Lettere - 13 maggio 2022, 14:17

Convegni dai titoli impossibili!

«Dopo l’ennesimo convegno che mi è stato proposto dal titolo surreale, mi sono venute spontanee alcune considerazioni. Impossibile sperare in un linguaggio più normale e comprensibile?». Riceviamo da Emanuela Crivellaro e pubblichiamo

Convegni dai titoli impossibili!

Gentilissimi giornalisti,

dopo l’ennesimo convegno che mi è stato proposto dal titolo surreale, mi sono venute spontanee alcune considerazioni che vi inoltro. Impossibile sperare in un linguaggio più normale e comprensibile? Mi piacerebbe magari aprire uno spiraglio di riflessione. Grazie se riterrete opportuno pubblicare.

Emanuela Crivellaro

La lettera-riflessione

«È ormai un fenomeno diffuso organizzare convegni ai quali attribuire i titoli più fantasiosi, spesso con espressioni straniere e di tendenza, che poi bisogna interpretare ricorrendo al vocabolario e dai quali diventa persino difficile capire l'argomento che verrà sviluppato.
Per non parlare dei titoli delle relazioni!
Titolo di un intervento che ho avuto modo di ascoltare di recente "Il Master in Patient Engagement". Forse dire “Corso per il coinvolgimento del paziente” non fa "figo"? Così come era poco immediato il titolo, altrettanto non era molto semplice capirne il contenuto. Perché poi non ci si limita al titolo, ma l’uso di termini rari o derivazioni da altre lingue o moderne frasi incomprensibili, sono sempre più di moda.
In questi giorni ho ricevuto l’invito per un convengo nel cui titolo si legge “Dalla Co-production al Community Building”. Cosa vorrà mai dire?
Non sempre si può fare la figura degli ignoranti e a volte ci si trova persino costretti a dover far finta di aver capito tutto. Ma davanti a "Le tre crasi per il successo della sanità del territorio: glocalization, phygital e innovation", giuro che mi sono cascate le braccia e mi sono arresa. Nemmeno con il vocabolario in mano, sono riuscita a intuire di cosa intende parlare il relatore

Per decidere se andare a un seminario oppure no, forse bisognerebbe essere messi in grado di comprendere quali saranno i temi trattati e i contenuti delle relazioni, soprattutto quando la conferenza è rivolta non a un pubblico di accademici esperti, ma a volontari del terzo settore.

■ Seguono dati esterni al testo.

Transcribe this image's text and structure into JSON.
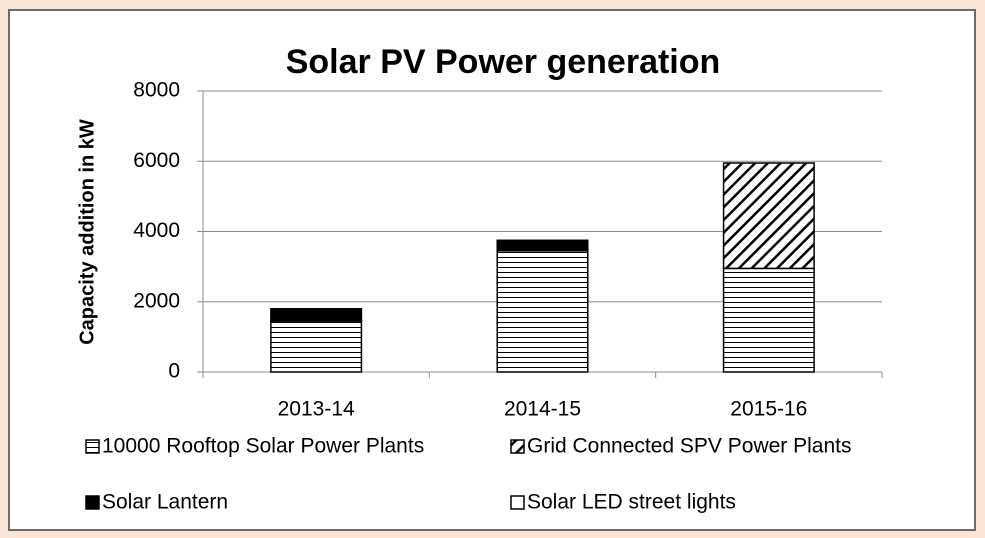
{
  "chart_data": {
    "type": "stacked_bar",
    "title": "Solar PV Power generation",
    "y_label": "Capacity addition  in kW",
    "categories": [
      "2013-14",
      "2014-15",
      "2015-16"
    ],
    "series": [
      {
        "name": "10000 Rooftop Solar Power Plants",
        "color": "#000000",
        "pattern": "horizontal",
        "values": [
          1450,
          3450,
          2950
        ]
      },
      {
        "name": "Grid Connected SPV Power Plants",
        "color": "#000000",
        "pattern": "diagonal",
        "values": [
          0,
          0,
          3000
        ]
      },
      {
        "name": "Solar Lantern",
        "color": "#000000",
        "pattern": "solid",
        "values": [
          350,
          300,
          0
        ]
      },
      {
        "name": "Solar LED street lights",
        "color": "#ffffff",
        "pattern": "solid",
        "values": [
          0,
          0,
          0
        ]
      }
    ],
    "ylim": [
      0,
      8000
    ],
    "yticks": [
      0,
      2000,
      4000,
      6000,
      8000
    ],
    "grid": true,
    "legend": "bottom"
  }
}
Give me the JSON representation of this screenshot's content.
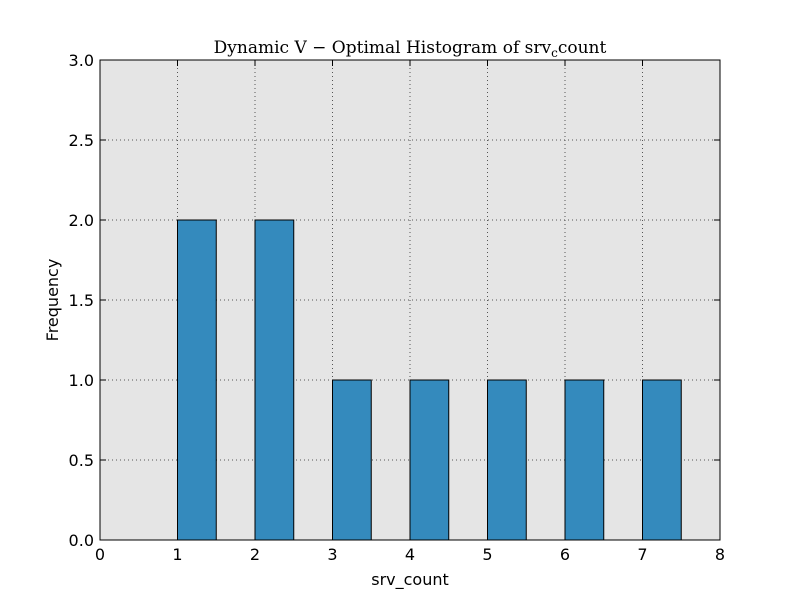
{
  "chart_data": {
    "type": "bar",
    "title": {
      "main": "Dynamic V − Optimal Histogram of srv",
      "subscript": "c",
      "suffix": "count"
    },
    "xlabel": "srv_count",
    "ylabel": "Frequency",
    "xlim": [
      0,
      8
    ],
    "ylim": [
      0,
      3.0
    ],
    "xticks": [
      "0",
      "1",
      "2",
      "3",
      "4",
      "5",
      "6",
      "7",
      "8"
    ],
    "yticks": [
      "0.0",
      "0.5",
      "1.0",
      "1.5",
      "2.0",
      "2.5",
      "3.0"
    ],
    "grid": true,
    "bins": [
      {
        "x_start": 1.0,
        "x_end": 1.5,
        "value": 2
      },
      {
        "x_start": 2.0,
        "x_end": 2.5,
        "value": 2
      },
      {
        "x_start": 3.0,
        "x_end": 3.5,
        "value": 1
      },
      {
        "x_start": 4.0,
        "x_end": 4.5,
        "value": 1
      },
      {
        "x_start": 5.0,
        "x_end": 5.5,
        "value": 1
      },
      {
        "x_start": 6.0,
        "x_end": 6.5,
        "value": 1
      },
      {
        "x_start": 7.0,
        "x_end": 7.5,
        "value": 1
      }
    ],
    "colors": {
      "bar": "#348abd",
      "plot_background": "#e5e5e5",
      "grid": "#555555"
    }
  }
}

Ai primi convegni davanti a queste definizioni complicate, che creavano chissà quali aspettative e curiosità, ci si andava nella speranza di apprendere nuovi spunti di riflessione o intravvedere orizzonti sconosciuti. Ma adesso siamo passati dall’ohhhh di stupore al bohhhh di perplessità. Si, perché frequentemente dietro alle grandi parolone, c’è anche poca sostanza e concretezza.

È come se ci fosse tanto fumo, talmente tanto che l'arrosto non si riesce proprio a trovarlo.

Come dire... tanto fumo e niente arrosto».